Le Lookbook
EN AVANT PREMIERE
Rendez-vous mercredi 3 juin à 9h par mail
Mister k. x Souleaido
UNE HISTOIRE DE FAMILLE
J’ai été bercée par les mouches et les jupons Souleiado depuis mon enfance.
Ma marraine « Hélène » tenait une boutique au Lavandou, derrière l’Hôtel des Roches.
Comme souvent chez Mister k., tout commence par une histoire de famille, mais aussi de voyage. L’été dernier, en parcourant les routes de France, notre trajet s’est arrêté par hasard à Tarascon, lors de notre chemin en direction du Sud-Ouest.
À l’accueil de l’hôtel, mon mari m’apporte le prospectus du musée. Il sait que j’aime la maison depuis toujours (il m’a d’ailleurs offert un magnifique foulard récemment).
Cap vers la visite.
En sortant de ces archives merveilleuses, il fallait qu’on imagine quelque chose.
Alors j’ai demandé le contact des dirigeants à la boutique, écrit un mail… et voilà.

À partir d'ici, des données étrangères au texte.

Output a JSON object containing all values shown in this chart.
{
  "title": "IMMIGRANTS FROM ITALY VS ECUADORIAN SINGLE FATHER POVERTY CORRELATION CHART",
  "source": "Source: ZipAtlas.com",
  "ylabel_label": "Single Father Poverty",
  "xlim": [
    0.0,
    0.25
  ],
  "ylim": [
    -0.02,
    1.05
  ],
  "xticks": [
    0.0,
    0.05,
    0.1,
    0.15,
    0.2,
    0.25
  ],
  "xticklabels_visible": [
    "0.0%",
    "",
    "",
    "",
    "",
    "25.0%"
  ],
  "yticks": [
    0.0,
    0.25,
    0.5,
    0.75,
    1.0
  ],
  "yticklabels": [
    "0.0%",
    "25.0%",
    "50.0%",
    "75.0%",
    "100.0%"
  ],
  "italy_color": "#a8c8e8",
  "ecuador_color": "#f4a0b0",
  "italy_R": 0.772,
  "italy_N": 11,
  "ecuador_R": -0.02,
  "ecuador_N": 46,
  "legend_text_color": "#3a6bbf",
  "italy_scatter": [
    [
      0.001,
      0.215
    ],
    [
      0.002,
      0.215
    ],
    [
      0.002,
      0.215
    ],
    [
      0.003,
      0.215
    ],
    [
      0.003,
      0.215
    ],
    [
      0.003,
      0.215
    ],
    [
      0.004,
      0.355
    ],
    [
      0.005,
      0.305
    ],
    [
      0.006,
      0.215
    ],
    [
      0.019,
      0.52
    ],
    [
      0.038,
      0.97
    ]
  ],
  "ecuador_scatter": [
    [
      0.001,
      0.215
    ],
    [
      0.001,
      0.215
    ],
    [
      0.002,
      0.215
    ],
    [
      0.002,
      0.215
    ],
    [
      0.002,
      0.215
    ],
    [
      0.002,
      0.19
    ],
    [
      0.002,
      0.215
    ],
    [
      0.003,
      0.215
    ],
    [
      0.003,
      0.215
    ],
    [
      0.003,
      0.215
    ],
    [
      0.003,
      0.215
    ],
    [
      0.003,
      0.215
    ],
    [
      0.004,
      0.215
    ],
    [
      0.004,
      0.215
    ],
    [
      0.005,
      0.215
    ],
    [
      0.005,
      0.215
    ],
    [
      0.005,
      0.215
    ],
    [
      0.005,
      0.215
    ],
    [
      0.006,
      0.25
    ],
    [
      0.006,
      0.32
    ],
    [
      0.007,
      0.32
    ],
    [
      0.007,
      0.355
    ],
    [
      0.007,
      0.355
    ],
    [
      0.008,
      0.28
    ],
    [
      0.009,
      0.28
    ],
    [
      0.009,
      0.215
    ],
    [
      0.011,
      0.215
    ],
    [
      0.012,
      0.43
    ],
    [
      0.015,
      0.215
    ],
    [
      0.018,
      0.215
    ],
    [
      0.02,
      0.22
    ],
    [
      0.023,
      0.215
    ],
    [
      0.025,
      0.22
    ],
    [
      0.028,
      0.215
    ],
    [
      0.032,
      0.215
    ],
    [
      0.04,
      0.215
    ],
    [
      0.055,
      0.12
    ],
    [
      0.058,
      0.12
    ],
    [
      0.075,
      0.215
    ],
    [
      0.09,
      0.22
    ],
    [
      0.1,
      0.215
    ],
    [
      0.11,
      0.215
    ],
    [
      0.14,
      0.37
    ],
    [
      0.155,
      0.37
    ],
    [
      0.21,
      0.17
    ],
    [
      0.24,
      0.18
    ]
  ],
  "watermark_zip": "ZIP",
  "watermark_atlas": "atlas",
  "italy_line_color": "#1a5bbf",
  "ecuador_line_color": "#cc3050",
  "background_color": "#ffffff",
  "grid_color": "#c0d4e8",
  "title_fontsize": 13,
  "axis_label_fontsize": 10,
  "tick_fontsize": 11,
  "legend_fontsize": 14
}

Le Sud allait, quelques semaines plus tard, se rencontrer à Paris avec Stéphane et Sophie.
L'Histoire
DE LA MOUCHE
Au milieu du XIXe siècle, dans l’atelier d’un indienneur toulousain, tout commence par un dessin sur papier. Un motif minutieux, composé de petites formes répétées, presque en mouvement. À l’époque, on appelle “mouche” tous les insectes volants : c’est de là que le dessin tire son nom.
Pour lui donner vie, il fallait la plombine, une technique patiente permettant d’imprimer chaque détail avec précision. Le dessin passait alors du papier au modelage, puis au moule, avant d’être gravé en pièce de plomb ou sur planche de bois.
Un long chemin, de la main à la matière, qui lui donne encore aujourd’hui ce rythme singulier et ce charme d’archive.
L'Histoire
DU PRINTEMPS
Dans la seconde moitié du XVIIIe siècle, les indiennes se parent de motifs délicats, inspirés des célèbres “Pompadour”, mises à la mode par Madame de Pompadour.
De cet héritage naît plus tard “Le Printemps”, comme un écho plus léger, plus aérien, petit frère du motif originel.
Son dessin repose sur de petits bouquets de fleurs, imprimés sur fond clair. À l’époque, on protège d’abord ces motifs avec de la cire pour conserver leur blancheur, avant de teindre ou imprimer le fond, souvent dans des tons verts, qui vient révéler le contraste.
Remis au goût du jour à la fin du XIXe siècle, “Le Printemps” s’inscrit dans cette mode des motifs plus fins, plus discrets. Un imprimé tout en nuance, qui évoque le renouveau, sans jamais en faire trop.